Il gruppo aveva colpito nelle province di Padova, Venezia e Treviso. I tre sono stati fermati a Noale poco dopo un furto a Villorba

Alcuni degli oggetti ritrovati nel rifugio della banda
Alcuni degli oggetti ritrovati nel rifugio della banda

La squadra mobile di Padova ha arrestato tre componenti di una banda specializzata in furti in abitazione, operativa nelle province di Padova, Venezia e Treviso: due serbi di 37 e 26 anni e un rumeno di 23 anni.
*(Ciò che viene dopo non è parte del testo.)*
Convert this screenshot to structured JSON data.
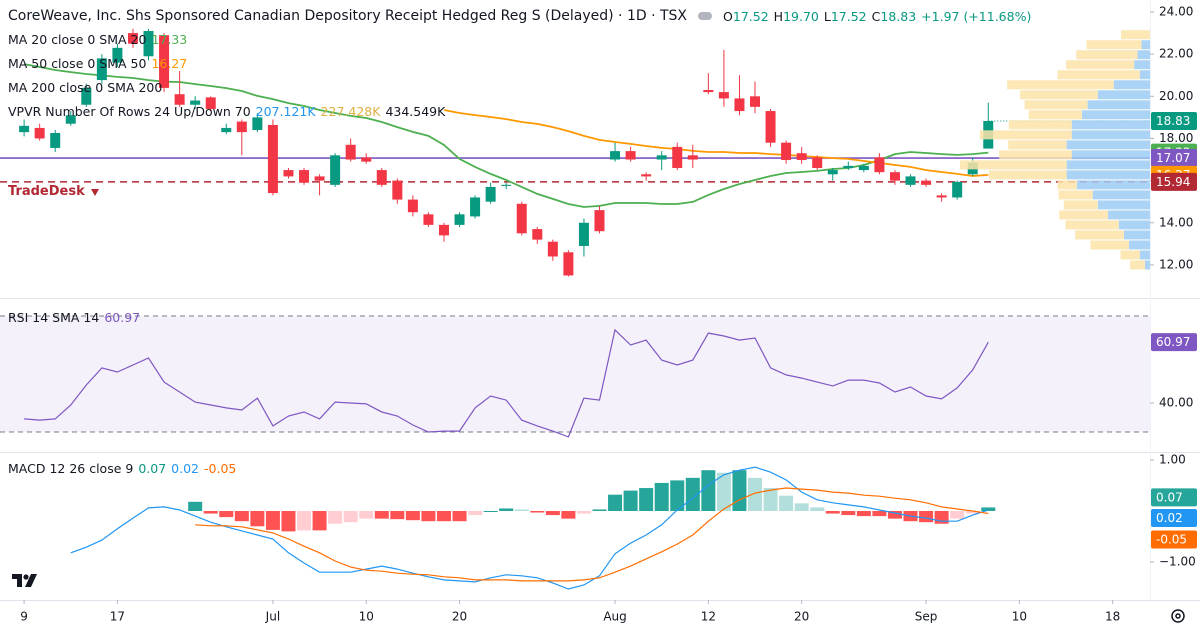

Lo rende noto la Questura di Padova. I tre sono stati fermati giovedì pomeriggio a Noale (Venezia), dove avevano affittato un appartamento usato come base operativa, dopo aver commesso nella stessa mattina un tentativo di furto a Orsago e un furto a Villorba, nel Trevigiano.

Nell'appartamento sono stati trovati i gioielli rubati a Villorba e un Rolex frutto di un precedente furto. Sul bordo di un canale a Salzano, a pochi chilometri, i poliziotti hanno individuato un nascondiglio con attrezzi da scasso, ricetrasmittenti e abiti usati durante i furti. In un casolare abbandonato a Zerobranco (Treviso) sono state rinvenute targhe rubate che la banda applicava all'auto per i colpi e un lampeggiante blu simile a quelli delle forze dell'ordine.

I tre sono stati portati alla casa circondariale di Venezia Santa Maria Maggiore a disposizione della Procura di Venezia. Le indagini proseguono per fare luce sui numerosi furti commessi nelle scorse settimane in tutto il Veneto, probabilmente riconducibili alla stessa banda.